Reverse those gains, deaths return. Diabetes complications that regular care would manage. Cancers caught too late. Heart attacks in people who couldn’t afford medication. Infections that spiral because people delay.
Bitter Irony
RFK Jr. promised to “Make America Healthy Again.” Eliminating toxins. Studying cancer. Addressing chronic disease. Trump declared he’d “get toxins out of our environment.”
They promised to root out what’s poisoning Americans, then fired the scientists tracking it. Declared war on chronic disease, then defunded the programs managing it.
Congress repealed rules on dioxins and mercury. The EPA launched what critics call “the biggest deregulatory action in U.S. history.” Environmental justice funding slashed. Workplace safety eroding.
You don’t make America healthy by making healthcare inaccessible.
The slogan was window dressing. The policy was demolition.
What’s Next
Policies locked in. Some active now; others phase in through 2027. Damage accelerates.
States overwhelmed. Pennsylvania faces $29 billion over the decade. States can’t backfill—constitutionally required to balance budgets.
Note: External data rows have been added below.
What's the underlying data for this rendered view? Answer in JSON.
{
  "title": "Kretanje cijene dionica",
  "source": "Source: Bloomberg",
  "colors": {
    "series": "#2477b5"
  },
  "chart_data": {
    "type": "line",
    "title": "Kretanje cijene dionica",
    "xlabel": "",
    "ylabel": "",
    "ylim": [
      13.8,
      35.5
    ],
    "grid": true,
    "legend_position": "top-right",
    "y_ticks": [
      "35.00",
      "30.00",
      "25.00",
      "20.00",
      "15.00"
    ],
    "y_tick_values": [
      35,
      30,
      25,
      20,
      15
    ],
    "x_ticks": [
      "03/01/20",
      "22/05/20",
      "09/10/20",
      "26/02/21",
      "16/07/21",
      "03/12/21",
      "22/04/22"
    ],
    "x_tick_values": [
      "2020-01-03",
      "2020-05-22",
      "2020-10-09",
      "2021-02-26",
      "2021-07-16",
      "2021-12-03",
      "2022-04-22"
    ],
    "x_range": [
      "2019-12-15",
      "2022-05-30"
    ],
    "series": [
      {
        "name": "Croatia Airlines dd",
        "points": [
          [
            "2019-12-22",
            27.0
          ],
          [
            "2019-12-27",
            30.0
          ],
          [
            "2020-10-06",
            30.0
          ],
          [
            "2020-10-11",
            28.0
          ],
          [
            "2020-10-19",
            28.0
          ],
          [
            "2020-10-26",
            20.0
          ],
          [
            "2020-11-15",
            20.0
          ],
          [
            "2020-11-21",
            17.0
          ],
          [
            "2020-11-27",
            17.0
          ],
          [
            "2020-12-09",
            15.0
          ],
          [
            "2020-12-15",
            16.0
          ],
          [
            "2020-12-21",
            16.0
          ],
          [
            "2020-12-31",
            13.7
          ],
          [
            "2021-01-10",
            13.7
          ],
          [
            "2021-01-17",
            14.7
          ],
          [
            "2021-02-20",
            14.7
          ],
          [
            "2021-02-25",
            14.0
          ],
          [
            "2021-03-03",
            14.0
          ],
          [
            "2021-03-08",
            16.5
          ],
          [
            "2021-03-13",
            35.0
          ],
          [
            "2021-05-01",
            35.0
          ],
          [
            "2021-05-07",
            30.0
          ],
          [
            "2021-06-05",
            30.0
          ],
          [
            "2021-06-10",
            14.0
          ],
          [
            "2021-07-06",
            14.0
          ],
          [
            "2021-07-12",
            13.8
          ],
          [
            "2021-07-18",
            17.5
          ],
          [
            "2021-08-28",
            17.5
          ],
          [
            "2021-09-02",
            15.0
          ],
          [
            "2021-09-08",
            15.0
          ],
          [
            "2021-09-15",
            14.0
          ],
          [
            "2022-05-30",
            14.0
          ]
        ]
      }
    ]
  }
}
Federal funds vanish, services cut.
Without reversals, CBO projects 10–17 million more uninsured by 2034. Hospital closures accelerate. Maternal mortality, infant mortality, preventable disease rates climb. Life expectancy stalls or reverses, especially for the poor and rural.
We’ve watched this. Reagan cuts were partially reversed, but not before a decade of harm.
Sarah makes the drive. Five hours round trip, twice a month. Snacks packed, tank filled, hoping her car holds.
She didn’t choose this. Someone else took the wheel.
Sources: CBO, Kaiser Family Foundation, American Hospital Association, National Rural Health Association, UC Berkeley, Boston University, CMS, AMA, UNC Health Services Research, NBC News, CNN, NPR, CBS News, The Guardian.